Great sunrays spread out over the hillsides awakening a symphony of vermilion, alizarin crimson, orange, gold, yellow, and green. These are the current colors of red and sugar maple, red oak and beech, all canopy broadleaf deciduous (Latin deciduus, from decidere to fall off, from de- + cadere to fall) trees. Most attractive in the understory, striped maple is also known as goosefoot maple for the shape of its three-pointed, pale-golden leaves. The red compound leaves of sumac are also outstanding. Not to be ignored, evergreen white pine trees are shedding their old needles: See tan-colored bunches of needles behind vigorous green growth.

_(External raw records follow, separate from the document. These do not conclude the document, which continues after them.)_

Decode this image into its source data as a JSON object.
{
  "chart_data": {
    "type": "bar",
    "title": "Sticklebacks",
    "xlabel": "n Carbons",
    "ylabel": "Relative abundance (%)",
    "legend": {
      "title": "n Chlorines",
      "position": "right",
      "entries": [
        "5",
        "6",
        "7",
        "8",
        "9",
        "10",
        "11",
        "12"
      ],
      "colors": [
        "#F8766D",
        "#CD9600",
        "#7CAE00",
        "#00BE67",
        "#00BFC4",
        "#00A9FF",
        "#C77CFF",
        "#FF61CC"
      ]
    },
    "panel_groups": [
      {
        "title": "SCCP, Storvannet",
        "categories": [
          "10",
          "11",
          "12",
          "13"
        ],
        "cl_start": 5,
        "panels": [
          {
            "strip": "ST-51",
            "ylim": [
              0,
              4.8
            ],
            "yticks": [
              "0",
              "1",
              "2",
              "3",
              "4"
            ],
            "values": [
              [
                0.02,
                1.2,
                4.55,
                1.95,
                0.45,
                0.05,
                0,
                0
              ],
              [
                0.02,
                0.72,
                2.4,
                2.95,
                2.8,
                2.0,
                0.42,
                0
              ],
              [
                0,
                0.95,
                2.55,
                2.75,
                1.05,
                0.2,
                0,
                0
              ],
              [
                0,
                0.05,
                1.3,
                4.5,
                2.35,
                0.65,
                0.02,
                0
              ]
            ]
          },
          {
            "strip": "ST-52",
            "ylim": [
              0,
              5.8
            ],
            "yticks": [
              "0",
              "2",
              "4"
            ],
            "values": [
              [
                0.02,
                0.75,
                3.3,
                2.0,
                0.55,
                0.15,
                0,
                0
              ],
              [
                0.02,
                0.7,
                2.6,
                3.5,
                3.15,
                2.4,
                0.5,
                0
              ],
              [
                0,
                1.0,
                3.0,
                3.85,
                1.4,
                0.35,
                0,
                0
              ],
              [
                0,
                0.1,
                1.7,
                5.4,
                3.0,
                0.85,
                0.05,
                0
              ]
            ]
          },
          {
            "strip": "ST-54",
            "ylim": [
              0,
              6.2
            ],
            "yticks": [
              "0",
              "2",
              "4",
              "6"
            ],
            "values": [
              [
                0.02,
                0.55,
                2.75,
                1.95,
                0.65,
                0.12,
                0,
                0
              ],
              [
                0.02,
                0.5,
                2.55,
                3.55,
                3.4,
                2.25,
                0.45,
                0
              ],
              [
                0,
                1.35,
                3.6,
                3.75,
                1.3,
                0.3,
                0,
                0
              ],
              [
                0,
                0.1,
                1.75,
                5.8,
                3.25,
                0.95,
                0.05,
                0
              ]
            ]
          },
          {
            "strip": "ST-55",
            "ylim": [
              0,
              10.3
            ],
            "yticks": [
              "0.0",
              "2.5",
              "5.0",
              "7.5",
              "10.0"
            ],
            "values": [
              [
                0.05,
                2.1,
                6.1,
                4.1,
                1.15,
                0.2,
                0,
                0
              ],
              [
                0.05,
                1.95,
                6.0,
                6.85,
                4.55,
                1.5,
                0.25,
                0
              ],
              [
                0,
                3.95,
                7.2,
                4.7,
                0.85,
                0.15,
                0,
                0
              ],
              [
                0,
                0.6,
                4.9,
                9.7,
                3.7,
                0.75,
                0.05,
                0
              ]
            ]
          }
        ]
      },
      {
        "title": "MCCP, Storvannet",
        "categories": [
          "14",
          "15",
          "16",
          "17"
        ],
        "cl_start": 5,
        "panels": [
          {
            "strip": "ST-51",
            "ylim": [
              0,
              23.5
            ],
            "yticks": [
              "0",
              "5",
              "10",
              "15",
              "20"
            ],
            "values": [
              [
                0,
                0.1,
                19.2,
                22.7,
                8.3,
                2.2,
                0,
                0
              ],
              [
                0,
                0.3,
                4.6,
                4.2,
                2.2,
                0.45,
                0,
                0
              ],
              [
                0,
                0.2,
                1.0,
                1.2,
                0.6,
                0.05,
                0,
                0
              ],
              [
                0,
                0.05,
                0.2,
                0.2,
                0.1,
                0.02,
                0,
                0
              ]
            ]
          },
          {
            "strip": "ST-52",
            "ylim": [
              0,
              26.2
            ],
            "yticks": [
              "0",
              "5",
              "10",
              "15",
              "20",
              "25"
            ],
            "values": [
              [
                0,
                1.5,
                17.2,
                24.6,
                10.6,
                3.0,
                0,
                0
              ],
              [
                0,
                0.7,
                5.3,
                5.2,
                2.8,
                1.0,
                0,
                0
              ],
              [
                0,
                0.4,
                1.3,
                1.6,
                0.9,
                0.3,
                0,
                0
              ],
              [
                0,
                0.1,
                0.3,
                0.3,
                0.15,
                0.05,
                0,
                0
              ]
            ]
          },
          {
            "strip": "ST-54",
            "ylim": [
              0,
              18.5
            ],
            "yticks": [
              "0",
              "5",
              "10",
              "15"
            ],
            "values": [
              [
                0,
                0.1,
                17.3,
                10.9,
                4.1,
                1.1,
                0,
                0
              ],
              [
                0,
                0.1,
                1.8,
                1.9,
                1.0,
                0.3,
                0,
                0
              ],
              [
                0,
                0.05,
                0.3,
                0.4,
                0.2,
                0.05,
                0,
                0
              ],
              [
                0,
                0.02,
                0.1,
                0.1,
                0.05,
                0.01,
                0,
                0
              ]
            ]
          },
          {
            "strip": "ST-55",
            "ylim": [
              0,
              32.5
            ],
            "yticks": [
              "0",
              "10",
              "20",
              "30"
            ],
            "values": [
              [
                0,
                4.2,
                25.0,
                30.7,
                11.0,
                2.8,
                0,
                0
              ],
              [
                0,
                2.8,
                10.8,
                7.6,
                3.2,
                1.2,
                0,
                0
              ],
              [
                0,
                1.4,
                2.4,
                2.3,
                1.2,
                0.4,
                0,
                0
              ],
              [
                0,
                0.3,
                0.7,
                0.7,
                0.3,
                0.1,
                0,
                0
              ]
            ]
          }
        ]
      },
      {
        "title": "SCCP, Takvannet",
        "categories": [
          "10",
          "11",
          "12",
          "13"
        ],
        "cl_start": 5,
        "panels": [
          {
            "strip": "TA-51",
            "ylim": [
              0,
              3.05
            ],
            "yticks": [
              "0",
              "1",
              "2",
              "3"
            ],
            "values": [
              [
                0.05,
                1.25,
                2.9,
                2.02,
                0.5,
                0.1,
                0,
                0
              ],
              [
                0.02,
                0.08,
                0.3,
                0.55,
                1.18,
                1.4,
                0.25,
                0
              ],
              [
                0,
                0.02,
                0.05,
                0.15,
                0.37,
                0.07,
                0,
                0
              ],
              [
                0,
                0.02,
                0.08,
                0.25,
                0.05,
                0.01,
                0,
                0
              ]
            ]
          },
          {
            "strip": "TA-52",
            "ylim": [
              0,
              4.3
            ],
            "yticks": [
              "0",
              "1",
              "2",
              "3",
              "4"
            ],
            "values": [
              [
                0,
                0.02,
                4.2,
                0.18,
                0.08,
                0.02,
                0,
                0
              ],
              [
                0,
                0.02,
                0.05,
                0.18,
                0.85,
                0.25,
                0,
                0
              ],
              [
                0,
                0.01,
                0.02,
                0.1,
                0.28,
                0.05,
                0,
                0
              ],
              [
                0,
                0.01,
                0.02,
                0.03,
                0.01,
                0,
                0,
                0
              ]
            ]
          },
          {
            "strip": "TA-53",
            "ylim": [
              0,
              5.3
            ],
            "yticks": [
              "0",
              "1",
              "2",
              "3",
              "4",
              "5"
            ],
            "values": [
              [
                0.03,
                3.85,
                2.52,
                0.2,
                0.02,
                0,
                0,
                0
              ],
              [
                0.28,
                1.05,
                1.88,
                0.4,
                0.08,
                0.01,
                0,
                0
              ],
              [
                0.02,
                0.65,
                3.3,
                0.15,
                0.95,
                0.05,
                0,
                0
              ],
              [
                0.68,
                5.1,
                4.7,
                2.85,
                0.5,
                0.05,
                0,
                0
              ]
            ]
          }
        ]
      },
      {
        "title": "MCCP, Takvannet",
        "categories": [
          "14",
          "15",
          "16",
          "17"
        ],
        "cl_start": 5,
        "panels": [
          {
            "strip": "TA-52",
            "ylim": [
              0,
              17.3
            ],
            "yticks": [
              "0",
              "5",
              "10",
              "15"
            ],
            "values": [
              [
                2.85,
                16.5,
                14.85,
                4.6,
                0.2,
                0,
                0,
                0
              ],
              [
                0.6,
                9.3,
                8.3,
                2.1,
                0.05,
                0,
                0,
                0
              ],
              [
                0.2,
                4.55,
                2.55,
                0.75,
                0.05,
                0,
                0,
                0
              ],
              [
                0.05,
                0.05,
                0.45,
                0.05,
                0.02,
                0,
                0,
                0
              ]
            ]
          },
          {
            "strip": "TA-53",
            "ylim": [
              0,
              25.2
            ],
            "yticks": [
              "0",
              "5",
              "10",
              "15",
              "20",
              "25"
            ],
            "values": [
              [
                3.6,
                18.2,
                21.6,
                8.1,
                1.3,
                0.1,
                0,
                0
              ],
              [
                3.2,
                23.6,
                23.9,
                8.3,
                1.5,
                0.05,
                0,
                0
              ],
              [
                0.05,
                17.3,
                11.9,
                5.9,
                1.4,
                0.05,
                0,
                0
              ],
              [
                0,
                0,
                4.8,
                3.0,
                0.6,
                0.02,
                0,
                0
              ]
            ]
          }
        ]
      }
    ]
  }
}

Foxes are scarce since summer’s kits have mostly dispersed in search of their own territories. On a recent walkabout in a scrubby field, I was delighted to spy a fox in the landscape. As I went on my way, the fox and I kept track of each other. I would pose to photograph and he would stop to get me in focus. Poised at attention, the fox looked and listened intently into the darkness under bushes, hunting. When I picked up speed to head home to work in the garden, fox sped away, too.
In these beds, winter rye seed was sown successively from September 17 through the 24th. Reported to sprout in temperatures as low as 33 degrees, I seeded beds after harvesting the last few leeks on October 3 and 4.
Oats and peas are best planted six to eight weeks before first frost. The bed in the photograph above was sown after garlic harvest in mid-August, and another bed after potato harvest at the end of August or beginning of September. Consider planting oats and peas in spring preceding summer crops.
Cover crops in the autumn and winter garden provide stability and tilth to the soil, organic matter and some nutrition—and to the gardener, a constant supply of wonder.